Disabled Peer: ‘I could be next if assisted suicide legalised’

A disabled Peer fears she is already “on the list” of those likely to be offered assisted suicide in the future, as Parliament is set to debate Lord Falconer’s controversial Bill later this year.

Baroness Campbell, who is a wheelchair user and has a degenerative genetic disease, warned against the “elasticity” of Belgium’s euthanasia law, “that no one could have imagined a few years ago”.

She highlighted a report from Lord Falconer published in January 2012, which said assisted suicide should not be offered to disabled people “at this point in time”.


“This sent a shiver down my spine”, Baroness Campbell commented.

“At the moment they say they want assisted suicide for people who are terminally ill, but for how long will that last, and who decides what is terminal? If terminal illness, why not chronic and progressive conditions?

“And, if chronic and progressive conditions, why not seriously disabled people?


“I am already on the list”, she said.

Baroness Campbell questioned whether the UK really wants to be considering assisted suicide for children in ten years time, a route which Belgium has gone down.

Belgium legalised euthanasia in 2002, and earlier this month the King signed into law a Bill extending the practice to children who are terminally ill.


“The existing law on assisted suicide rests on a natural frontier”, Baroness Campbell explained.

“It rests on the principle that we do not involve ourselves in deliberately bringing about the deaths of other people.

“What the proponents of ‘assisted dying’ want is to replace that clear and bright line with an arbitrary and permeable one”, she added.
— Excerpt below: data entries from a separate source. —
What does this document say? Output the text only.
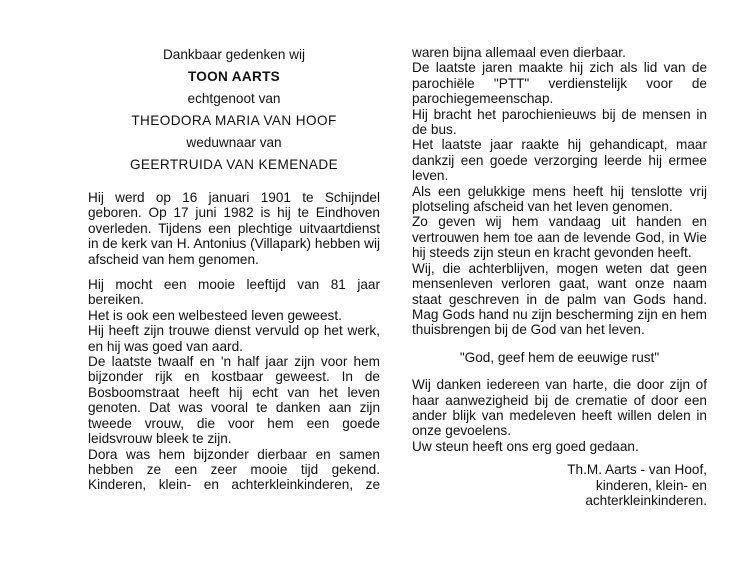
Dankbaar gedenken wij
TOON AARTS
echtgenoot van
THEODORA MARIA VAN HOOF
weduwnaar van
GEERTRUIDA VAN KEMENADE

Hij werd op 16 januari 1901 te Schijndel geboren. Op 17 juni 1982 is hij te Eindhoven overleden. Tijdens een plechtige uitvaartdienst in de kerk van H. Antonius (Villapark) hebben wij afscheid van hem genomen.

Hij mocht een mooie leeftijd van 81 jaar bereiken.

Het is ook een welbesteed leven geweest.

Hij heeft zijn trouwe dienst vervuld op het werk, en hij was goed van aard.

De laatste twaalf en 'n half jaar zijn voor hem bijzonder rijk en kostbaar geweest. In de Bosboomstraat heeft hij echt van het leven genoten. Dat was vooral te danken aan zijn tweede vrouw, die voor hem een goede leidsvrouw bleek te zijn.

Dora was hem bijzonder dierbaar en samen hebben ze een zeer mooie tijd gekend. Kinderen, klein- en achterkleinkinderen, ze

waren bijna allemaal even dierbaar.

De laatste jaren maakte hij zich als lid van de parochiële "PTT" verdienstelijk voor de parochiegemeenschap.

Hij bracht het parochienieuws bij de mensen in de bus.

Het laatste jaar raakte hij gehandicapt, maar dankzij een goede verzorging leerde hij ermee leven.

Als een gelukkige mens heeft hij tenslotte vrij plotseling afscheid van het leven genomen.

Zo geven wij hem vandaag uit handen en vertrouwen hem toe aan de levende God, in Wie hij steeds zijn steun en kracht gevonden heeft.

Wij, die achterblijven, mogen weten dat geen mensenleven verloren gaat, want onze naam staat geschreven in de palm van Gods hand. Mag Gods hand nu zijn bescherming zijn en hem thuisbrengen bij de God van het leven.

"God, geef hem de eeuwige rust"

Wij danken iedereen van harte, die door zijn of haar aanwezigheid bij de crematie of door een ander blijk van medeleven heeft willen delen in onze gevoelens.

Uw steun heeft ons erg goed gedaan.

Th.M. Aarts - van Hoof,
kinderen, klein- en
achterkleinkinderen.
Lord Falconer’s assisted suicide Bill, which is expected to be re-tabled in the House of Lords later this year, would allow doctors to help people who have less than six months to live to kill themselves.

Earlier this month, the minister responsible for care for elderly and disabled people, Liberal Democrat Norman Lamb, said he would vote in favour of the Bill.

He told Sky News he feels the current system is “cruel” to people who want to assist in the suicide of a loved one without fear of prosecution.